How Apple Improves its Products With iOS Analytics

Apple has shared a new white paper on its machine learning journal website that details how the company improves its products with iOS analytics despite using differential privacy. Critics of Apple maintain that Apple is behind competitors when it comes to machine learning because it goes to great lengths to keep user data private.

But Apple has consistently shown that it can balance machine learning with privacy, and the technology it uses is called differential privacy. We’ve talked a bit about how it works before, but this latest paper has additional information. A PDF version is also available with more detail than the journal.

Image of the server algorithm for iOS analytics.
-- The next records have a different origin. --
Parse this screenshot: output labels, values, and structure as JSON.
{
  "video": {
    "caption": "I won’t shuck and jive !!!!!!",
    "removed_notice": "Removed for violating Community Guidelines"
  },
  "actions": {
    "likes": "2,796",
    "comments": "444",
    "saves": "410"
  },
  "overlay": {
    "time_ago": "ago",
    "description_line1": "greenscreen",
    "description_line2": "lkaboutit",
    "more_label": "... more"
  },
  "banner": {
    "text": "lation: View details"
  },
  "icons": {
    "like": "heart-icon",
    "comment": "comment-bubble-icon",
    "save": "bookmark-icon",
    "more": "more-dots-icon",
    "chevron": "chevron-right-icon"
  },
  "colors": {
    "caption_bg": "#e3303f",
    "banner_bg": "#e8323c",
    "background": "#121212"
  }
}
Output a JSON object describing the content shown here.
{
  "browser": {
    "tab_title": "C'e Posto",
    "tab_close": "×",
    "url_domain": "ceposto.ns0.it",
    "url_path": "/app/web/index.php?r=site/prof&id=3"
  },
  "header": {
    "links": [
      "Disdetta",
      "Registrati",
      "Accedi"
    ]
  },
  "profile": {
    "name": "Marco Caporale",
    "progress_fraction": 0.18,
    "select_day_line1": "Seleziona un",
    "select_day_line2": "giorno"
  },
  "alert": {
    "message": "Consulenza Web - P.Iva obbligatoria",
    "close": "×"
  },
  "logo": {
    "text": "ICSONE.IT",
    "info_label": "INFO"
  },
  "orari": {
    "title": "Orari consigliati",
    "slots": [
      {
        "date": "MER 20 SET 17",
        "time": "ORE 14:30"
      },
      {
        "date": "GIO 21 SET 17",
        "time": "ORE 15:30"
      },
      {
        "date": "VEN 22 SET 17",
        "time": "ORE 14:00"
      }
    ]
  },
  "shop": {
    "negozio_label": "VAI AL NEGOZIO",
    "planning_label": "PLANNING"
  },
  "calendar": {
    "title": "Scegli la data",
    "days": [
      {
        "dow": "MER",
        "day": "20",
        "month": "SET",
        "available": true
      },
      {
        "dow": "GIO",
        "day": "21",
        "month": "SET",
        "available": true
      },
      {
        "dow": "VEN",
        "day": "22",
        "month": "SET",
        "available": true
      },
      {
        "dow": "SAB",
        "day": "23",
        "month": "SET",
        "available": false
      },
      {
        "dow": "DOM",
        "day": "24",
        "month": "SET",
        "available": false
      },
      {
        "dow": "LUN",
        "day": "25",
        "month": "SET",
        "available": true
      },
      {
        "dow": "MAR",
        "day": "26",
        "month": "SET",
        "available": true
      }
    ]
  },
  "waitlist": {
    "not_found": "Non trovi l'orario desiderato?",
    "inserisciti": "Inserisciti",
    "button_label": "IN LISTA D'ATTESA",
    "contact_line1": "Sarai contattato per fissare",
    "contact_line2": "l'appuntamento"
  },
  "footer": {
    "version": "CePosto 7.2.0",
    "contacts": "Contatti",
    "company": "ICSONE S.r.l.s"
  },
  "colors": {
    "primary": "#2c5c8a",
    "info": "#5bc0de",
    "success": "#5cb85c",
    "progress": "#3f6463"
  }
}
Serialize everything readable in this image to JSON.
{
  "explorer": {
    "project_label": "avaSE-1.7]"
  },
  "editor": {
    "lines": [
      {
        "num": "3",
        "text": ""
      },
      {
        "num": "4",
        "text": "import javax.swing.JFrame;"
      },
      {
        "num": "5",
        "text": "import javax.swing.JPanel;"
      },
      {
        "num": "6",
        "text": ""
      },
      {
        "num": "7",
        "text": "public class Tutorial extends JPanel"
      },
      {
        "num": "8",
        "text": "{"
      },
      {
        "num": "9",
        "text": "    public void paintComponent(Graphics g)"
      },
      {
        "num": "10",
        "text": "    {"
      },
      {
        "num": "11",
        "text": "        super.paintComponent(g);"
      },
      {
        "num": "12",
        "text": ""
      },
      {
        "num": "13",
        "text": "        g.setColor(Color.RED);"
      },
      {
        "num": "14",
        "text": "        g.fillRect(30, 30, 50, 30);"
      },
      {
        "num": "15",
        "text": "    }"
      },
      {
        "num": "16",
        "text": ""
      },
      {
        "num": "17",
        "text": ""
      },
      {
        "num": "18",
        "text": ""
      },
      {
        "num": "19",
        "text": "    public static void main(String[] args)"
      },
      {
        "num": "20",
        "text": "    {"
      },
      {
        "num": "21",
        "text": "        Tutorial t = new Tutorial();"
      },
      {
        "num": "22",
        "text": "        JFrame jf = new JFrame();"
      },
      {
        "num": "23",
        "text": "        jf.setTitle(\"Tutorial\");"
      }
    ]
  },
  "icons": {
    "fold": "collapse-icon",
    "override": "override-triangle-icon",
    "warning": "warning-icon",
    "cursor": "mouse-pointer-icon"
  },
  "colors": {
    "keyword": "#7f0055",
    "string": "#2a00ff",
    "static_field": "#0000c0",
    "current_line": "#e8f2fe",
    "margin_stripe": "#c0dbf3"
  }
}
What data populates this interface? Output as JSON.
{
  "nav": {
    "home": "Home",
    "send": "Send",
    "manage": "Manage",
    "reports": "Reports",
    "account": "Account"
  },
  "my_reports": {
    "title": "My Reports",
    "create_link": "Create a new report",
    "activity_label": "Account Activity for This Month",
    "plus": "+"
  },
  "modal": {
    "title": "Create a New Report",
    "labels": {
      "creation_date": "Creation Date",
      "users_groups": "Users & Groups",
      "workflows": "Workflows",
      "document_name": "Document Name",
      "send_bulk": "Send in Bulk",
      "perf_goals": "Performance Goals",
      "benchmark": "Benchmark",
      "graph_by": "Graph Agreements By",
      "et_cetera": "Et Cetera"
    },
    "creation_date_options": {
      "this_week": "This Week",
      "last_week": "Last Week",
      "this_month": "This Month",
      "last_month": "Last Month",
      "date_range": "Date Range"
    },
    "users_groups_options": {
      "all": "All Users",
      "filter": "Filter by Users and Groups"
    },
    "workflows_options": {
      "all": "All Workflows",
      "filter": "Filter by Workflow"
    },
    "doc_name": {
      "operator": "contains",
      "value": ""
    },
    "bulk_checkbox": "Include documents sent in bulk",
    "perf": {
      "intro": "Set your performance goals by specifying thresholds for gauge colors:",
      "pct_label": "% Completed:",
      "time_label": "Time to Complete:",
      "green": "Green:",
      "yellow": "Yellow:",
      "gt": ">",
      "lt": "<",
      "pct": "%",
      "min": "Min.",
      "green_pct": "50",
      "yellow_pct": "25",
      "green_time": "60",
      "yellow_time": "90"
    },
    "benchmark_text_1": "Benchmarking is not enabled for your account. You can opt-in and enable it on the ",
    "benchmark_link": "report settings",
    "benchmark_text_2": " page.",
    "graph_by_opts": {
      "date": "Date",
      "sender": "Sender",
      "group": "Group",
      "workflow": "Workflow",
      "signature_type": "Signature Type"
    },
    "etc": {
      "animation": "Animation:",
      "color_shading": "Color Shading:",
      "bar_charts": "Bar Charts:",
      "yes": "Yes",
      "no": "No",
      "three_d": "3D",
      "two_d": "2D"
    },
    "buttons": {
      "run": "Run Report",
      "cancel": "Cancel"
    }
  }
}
Learning With Privacy at Scale

When you opt-in to iOS analytics, Apple creates a per-event privacy parameter, called epsilon. The value of epsilon is different depending on the type of information. Certain data, like the most-used emojis, don’t need to be kept as private as other data. After an event is created on a device, the data is immediately privatized and temporarily stored. It’s not immediately sent to Apple’s servers; it depends on device conditions.

The system then randomly samples from the private records and sends them to the server. The records don’t have device identifiers or timestamps of when the event was generated. The communication between device and server is encrypted using TLS.

Algorithms

Different algorithms are used to process the data: the Private Count Mean Sketch algorithm (CMS), the Private Hadamard Count Mean Sketch algorithm (HCMS), and the Sequence Fragment Puzzle (SFP) algorithm. Each algorithm does something different, and you can read more in the paper.

iOS analytics let Apple find which emojis are popular.

But the paper includes how the algorithms discover popular emojis, discover new words, and identify website Safari usage. For emojis, the CMS algorithm uses the parameters m=2014, k=65,536, and e=4 with a dictionary size of 2600 emojis.

To figure out which websites have high energy and memory usage, the HCMS algorithm parameters are m=32,768, k=1024, and e=4 with a dictionary size of 250,000 web domains. Finally, to improve autocorrection, the SFP algorithm is used.